At the same time, she noted, the FDA’s “appetite for enforcement is relatively low in general, and the product universe is so vast, with so many SKUs—potentially millions of SKUs—that it will take FDA months, if not years, to figure out what products need to be taken off the market because a PMTA or other type of premarket application was not filed by the respective deadline, and to issue warning letters, then to follow up with more stern enforcement action.”

Another factor to consider is that a new administration in Washington, D.C., might bring “interesting developments not necessarily favorable to the ENDS industry,” Kovacevik added, “and change is always challenging.”

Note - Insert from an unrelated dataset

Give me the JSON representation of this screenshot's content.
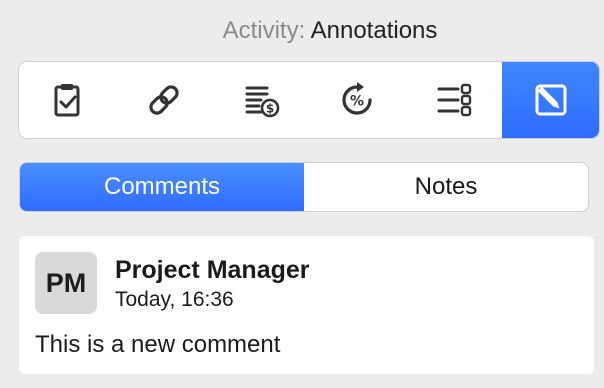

Consumer choice will shrink, Avail Vapor’s Gowen concurred, because not every manufacturer will be able to afford the “enormous” expense of the PMTA process. “There is a big fear that we will see a shift back to deadly combustibles, unfortunately.” There is, she conceded, “a lot of politics in play at the executive, federal, state and local levels.” There is also what she called “an enormous amount” of misinformation about the vapor industry, which “as a whole has been unfairly blamed due to a few bad actors, and that includes the CDC [Centers for Disease Control and Prevention]. If a company wants to remain a player in the marketplace, the hope is they will submit a PMTA by the Sept. 9 deadline.”

And for the remainder of 2020?

“It’s difficult to tell at this point,” Gowen concluded. “It will certainly be an interesting year, as if it hasn’t been interesting enough.”